1. Upload/select your "source" and "reference" files

The source file is a the file for which you want to add information. The reference file is the file from which you want to get the information. You may select the tutorial data from the "public files" button. You can use files you previously uploaded by clicking "Use my previous files".

Upload process

2. Match columns

You select the columns that contain similar data and that can be used to match the source with the reference.

Column matching process

3. Labelling (optional)

You are asked to find a match for the row of the "source" that is shown, among a list of proabable matching rows from the "reference" file. You may add "temporary filters" to help find an individual row of the source. You may also add permanent filters to restrict the reference file for all matches.
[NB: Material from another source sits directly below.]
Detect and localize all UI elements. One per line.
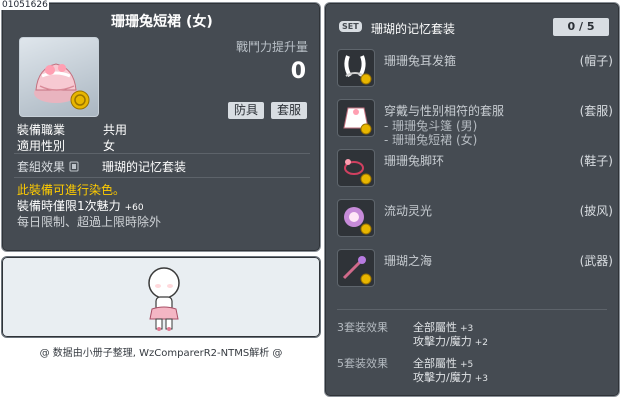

3.1 Labelling: identifying matching rows

The first row is the data from the "source". The following rows are from the "referential". Click on a row from the "referential" to identify it as a match for the "source" row being displayed. Press "None of the above" if you find no valid result.

Labelling process

3.2 Adding temporary filters (word search)

If you are having trouble finding the match in the proposed list, you can search for specific terms in the "referential". To do so, click on any word of the source to add it as a filter.

Labelling process

3.3 Adding permanent filters

Sometimes, all the elements of the source may be contained in a subset of rows of the "referential" that can be identified by a specific value or presence of a word in a column. Sometimes, you know that the presence of a word in the referentials means there is certainly no possible match. In both cases, you can use permanent filters (include or exclude) to reduce the number of rows of the referential to search in and improve the matching speed and quality.

Labelling process

4. Manually set linking parameters (optional/advanced)

You can manually define or tweak (if you did 3.Labelling) the linking parameters. This requires a good understanding of the process and is not recommended for first time users.

5. Review results

This last page allows you to review the results of matching and correct them directly in the interface. The corrections will be reflected in the downloaded file and can also be used as additional labels for a re-run of linking.

Reading results

5.1 Correct your results

Press the thumbsup button to confirm a result is valid, or thumbsdown to mark it as wrong. Press the chevron to view more probable options and replace the match that was found by the machine.

Review process

5.2 Download your file

You may choose the output format of your file, as well as the results you want being included (confirmed matches, probable matches, all matches found...)

Download process

That's it !

If you still have doubts, don't worry, each page has a "How To" button with details on how to use it.